8. The catalyst system of claim 1, wherein the molar ratio of component A to component D is from 1: 0.1 to 1: 50.

9. The catalyst system as set forth in claim 1, characterized in that component A, B, C, D may be added to the reaction system either as a physical pre-mixture or as a batch-wise addition directly to the reaction system.

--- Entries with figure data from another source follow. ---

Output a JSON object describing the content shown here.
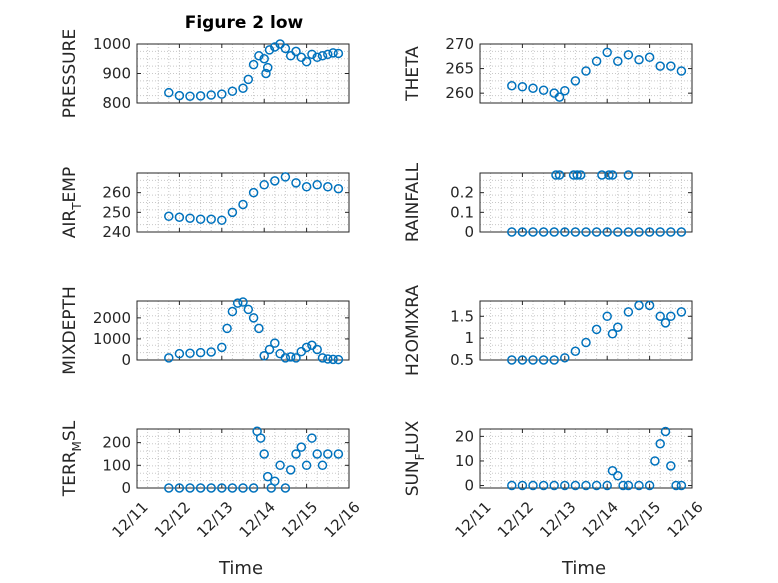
{
  "figure": {
    "title": "Figure 2 low",
    "marker_color": "#0072BD"
  },
  "chart_data": [
    {
      "type": "scatter",
      "ylabel": "PRESSURE",
      "ylim": [
        800,
        1000
      ],
      "yticks": [
        800,
        900,
        1000
      ],
      "xticklabels_shown": false,
      "grid": true,
      "x": [
        "2020-12-11 18:00",
        "2020-12-12 00:00",
        "2020-12-12 06:00",
        "2020-12-12 12:00",
        "2020-12-12 18:00",
        "2020-12-13 00:00",
        "2020-12-13 06:00",
        "2020-12-13 12:00",
        "2020-12-13 15:00",
        "2020-12-13 18:00",
        "2020-12-13 21:00",
        "2020-12-14 00:00",
        "2020-12-14 01:00",
        "2020-12-14 02:00",
        "2020-12-14 03:00",
        "2020-12-14 06:00",
        "2020-12-14 09:00",
        "2020-12-14 12:00",
        "2020-12-14 15:00",
        "2020-12-14 18:00",
        "2020-12-14 21:00",
        "2020-12-15 00:00",
        "2020-12-15 03:00",
        "2020-12-15 06:00",
        "2020-12-15 09:00",
        "2020-12-15 12:00",
        "2020-12-15 15:00",
        "2020-12-15 18:00"
      ],
      "y": [
        835,
        825,
        823,
        824,
        827,
        830,
        840,
        850,
        880,
        930,
        960,
        950,
        900,
        920,
        980,
        990,
        1000,
        985,
        960,
        975,
        955,
        940,
        965,
        955,
        960,
        965,
        970,
        968
      ]
    },
    {
      "type": "scatter",
      "ylabel": "THETA",
      "ylim": [
        258,
        270
      ],
      "yticks": [
        260,
        265,
        270
      ],
      "xticklabels_shown": false,
      "grid": true,
      "x": [
        "2020-12-11 18:00",
        "2020-12-12 00:00",
        "2020-12-12 06:00",
        "2020-12-12 12:00",
        "2020-12-12 18:00",
        "2020-12-12 21:00",
        "2020-12-13 00:00",
        "2020-12-13 06:00",
        "2020-12-13 12:00",
        "2020-12-13 18:00",
        "2020-12-14 00:00",
        "2020-12-14 06:00",
        "2020-12-14 12:00",
        "2020-12-14 18:00",
        "2020-12-15 00:00",
        "2020-12-15 06:00",
        "2020-12-15 12:00",
        "2020-12-15 18:00"
      ],
      "y": [
        261.5,
        261.3,
        261.0,
        260.6,
        260.0,
        259.2,
        260.5,
        262.5,
        264.5,
        266.5,
        268.3,
        266.5,
        267.8,
        266.8,
        267.3,
        265.5,
        265.5,
        264.5
      ]
    },
    {
      "type": "scatter",
      "ylabel": "AIR",
      "ylabel_sub": "T",
      "ylabel_tail": "EMP",
      "ylim": [
        240,
        270
      ],
      "yticks": [
        240,
        250,
        260
      ],
      "xticklabels_shown": false,
      "grid": true,
      "x": [
        "2020-12-11 18:00",
        "2020-12-12 00:00",
        "2020-12-12 06:00",
        "2020-12-12 12:00",
        "2020-12-12 18:00",
        "2020-12-13 00:00",
        "2020-12-13 06:00",
        "2020-12-13 12:00",
        "2020-12-13 18:00",
        "2020-12-14 00:00",
        "2020-12-14 06:00",
        "2020-12-14 12:00",
        "2020-12-14 18:00",
        "2020-12-15 00:00",
        "2020-12-15 06:00",
        "2020-12-15 12:00",
        "2020-12-15 18:00"
      ],
      "y": [
        248,
        247.5,
        247,
        246.5,
        246.5,
        246,
        250,
        254,
        260,
        264,
        266,
        268,
        265,
        263,
        264,
        263,
        262
      ]
    },
    {
      "type": "scatter",
      "ylabel": "RAINFALL",
      "ylim": [
        0,
        0.3
      ],
      "yticks": [
        0,
        0.1,
        0.2
      ],
      "xticklabels_shown": false,
      "grid": true,
      "x": [
        "2020-12-11 18:00",
        "2020-12-12 00:00",
        "2020-12-12 06:00",
        "2020-12-12 12:00",
        "2020-12-12 18:00",
        "2020-12-13 00:00",
        "2020-12-13 06:00",
        "2020-12-13 12:00",
        "2020-12-13 18:00",
        "2020-12-14 00:00",
        "2020-12-14 06:00",
        "2020-12-14 12:00",
        "2020-12-14 18:00",
        "2020-12-15 00:00",
        "2020-12-15 06:00",
        "2020-12-15 12:00",
        "2020-12-15 18:00",
        "2020-12-12 19:00",
        "2020-12-12 21:00",
        "2020-12-13 05:00",
        "2020-12-13 07:00",
        "2020-12-13 09:00",
        "2020-12-13 21:00",
        "2020-12-14 01:00",
        "2020-12-14 03:00",
        "2020-12-14 12:00"
      ],
      "y": [
        0,
        0,
        0,
        0,
        0,
        0,
        0,
        0,
        0,
        0,
        0,
        0,
        0,
        0,
        0,
        0,
        0,
        0.29,
        0.29,
        0.29,
        0.29,
        0.29,
        0.29,
        0.29,
        0.29,
        0.29
      ]
    },
    {
      "type": "scatter",
      "ylabel": "MIXDEPTH",
      "ylim": [
        0,
        2800
      ],
      "yticks": [
        0,
        1000,
        2000
      ],
      "xticklabels_shown": false,
      "grid": true,
      "x": [
        "2020-12-11 18:00",
        "2020-12-12 00:00",
        "2020-12-12 06:00",
        "2020-12-12 12:00",
        "2020-12-12 18:00",
        "2020-12-13 00:00",
        "2020-12-13 03:00",
        "2020-12-13 06:00",
        "2020-12-13 09:00",
        "2020-12-13 12:00",
        "2020-12-13 15:00",
        "2020-12-13 18:00",
        "2020-12-13 21:00",
        "2020-12-14 00:00",
        "2020-12-14 03:00",
        "2020-12-14 06:00",
        "2020-12-14 09:00",
        "2020-12-14 12:00",
        "2020-12-14 15:00",
        "2020-12-14 18:00",
        "2020-12-14 21:00",
        "2020-12-15 00:00",
        "2020-12-15 03:00",
        "2020-12-15 06:00",
        "2020-12-15 09:00",
        "2020-12-15 12:00",
        "2020-12-15 15:00",
        "2020-12-15 18:00"
      ],
      "y": [
        100,
        300,
        320,
        350,
        380,
        600,
        1500,
        2300,
        2700,
        2750,
        2400,
        2000,
        1500,
        200,
        500,
        800,
        300,
        100,
        150,
        100,
        400,
        600,
        700,
        500,
        100,
        50,
        30,
        20
      ]
    },
    {
      "type": "scatter",
      "ylabel": "H2OMIXRA",
      "ylim": [
        0.5,
        1.85
      ],
      "yticks": [
        0.5,
        1,
        1.5
      ],
      "xticklabels_shown": false,
      "grid": true,
      "x": [
        "2020-12-11 18:00",
        "2020-12-12 00:00",
        "2020-12-12 06:00",
        "2020-12-12 12:00",
        "2020-12-12 18:00",
        "2020-12-13 00:00",
        "2020-12-13 06:00",
        "2020-12-13 12:00",
        "2020-12-13 18:00",
        "2020-12-14 00:00",
        "2020-12-14 03:00",
        "2020-12-14 06:00",
        "2020-12-14 12:00",
        "2020-12-14 18:00",
        "2020-12-15 00:00",
        "2020-12-15 06:00",
        "2020-12-15 09:00",
        "2020-12-15 12:00",
        "2020-12-15 18:00"
      ],
      "y": [
        0.5,
        0.5,
        0.5,
        0.5,
        0.5,
        0.55,
        0.7,
        0.9,
        1.2,
        1.5,
        1.1,
        1.25,
        1.6,
        1.75,
        1.75,
        1.5,
        1.35,
        1.5,
        1.6
      ]
    },
    {
      "type": "scatter",
      "ylabel": "TERR",
      "ylabel_sub": "M",
      "ylabel_tail": "SL",
      "ylim": [
        0,
        260
      ],
      "yticks": [
        0,
        100,
        200
      ],
      "xticklabels_shown": true,
      "xlabel": "Time",
      "xticklabels": [
        "12/11",
        "12/12",
        "12/13",
        "12/14",
        "12/15",
        "12/16"
      ],
      "grid": true,
      "x": [
        "2020-12-11 18:00",
        "2020-12-12 00:00",
        "2020-12-12 06:00",
        "2020-12-12 12:00",
        "2020-12-12 18:00",
        "2020-12-13 00:00",
        "2020-12-13 06:00",
        "2020-12-13 12:00",
        "2020-12-13 18:00",
        "2020-12-13 20:00",
        "2020-12-13 22:00",
        "2020-12-14 00:00",
        "2020-12-14 02:00",
        "2020-12-14 04:00",
        "2020-12-14 06:00",
        "2020-12-14 09:00",
        "2020-12-14 12:00",
        "2020-12-14 15:00",
        "2020-12-14 18:00",
        "2020-12-14 21:00",
        "2020-12-15 00:00",
        "2020-12-15 03:00",
        "2020-12-15 06:00",
        "2020-12-15 09:00",
        "2020-12-15 12:00",
        "2020-12-15 18:00"
      ],
      "y": [
        0,
        0,
        0,
        0,
        0,
        0,
        0,
        0,
        0,
        250,
        220,
        150,
        50,
        0,
        30,
        100,
        0,
        80,
        150,
        180,
        100,
        220,
        150,
        100,
        150,
        150
      ]
    },
    {
      "type": "scatter",
      "ylabel": "SUN",
      "ylabel_sub": "F",
      "ylabel_tail": "LUX",
      "ylim": [
        -1,
        23
      ],
      "yticks": [
        0,
        10,
        20
      ],
      "xticklabels_shown": true,
      "xlabel": "Time",
      "xticklabels": [
        "12/11",
        "12/12",
        "12/13",
        "12/14",
        "12/15",
        "12/16"
      ],
      "grid": true,
      "x": [
        "2020-12-11 18:00",
        "2020-12-12 00:00",
        "2020-12-12 06:00",
        "2020-12-12 12:00",
        "2020-12-12 18:00",
        "2020-12-13 00:00",
        "2020-12-13 06:00",
        "2020-12-13 12:00",
        "2020-12-13 18:00",
        "2020-12-14 00:00",
        "2020-12-14 03:00",
        "2020-12-14 06:00",
        "2020-12-14 09:00",
        "2020-12-14 12:00",
        "2020-12-14 18:00",
        "2020-12-15 00:00",
        "2020-12-15 03:00",
        "2020-12-15 06:00",
        "2020-12-15 09:00",
        "2020-12-15 12:00",
        "2020-12-15 15:00",
        "2020-12-15 18:00"
      ],
      "y": [
        0,
        0,
        0,
        0,
        0,
        0,
        0,
        0,
        0,
        0,
        6,
        4,
        0,
        0,
        0,
        0,
        10,
        17,
        22,
        8,
        0,
        0
      ]
    }
  ]
}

10. A method of catalyzing a catalyst according to any one of claims 1 to 9, comprising: heating the reaction kettle to 120 ℃ before reaction, keeping the temperature for 1h at constant temperature, vacuumizing and supplementing N₂Three times, then reducing the temperature to the preset temperature, vacuumizing and filling ethylene twice and maintaining the ethylene environment. Adding a solvent, starting a stirrer, adding the catalyst component C, the catalyst component D, the catalyst component B and the catalyst component A in sequence after the temperature is constant, or adding the catalyst component A, B, C, D in one step after premixing, and carrying out ethylene oligomerization under a certain ethylene pressure. Stopping introducing ethylene after reacting for a certain time, cooling to below 0 ℃, evacuating the pressure in the reaction kettle, adding acidified ethanol to stop the reaction, filtering, and collecting liquid to obtain the ethylene oligomerization product.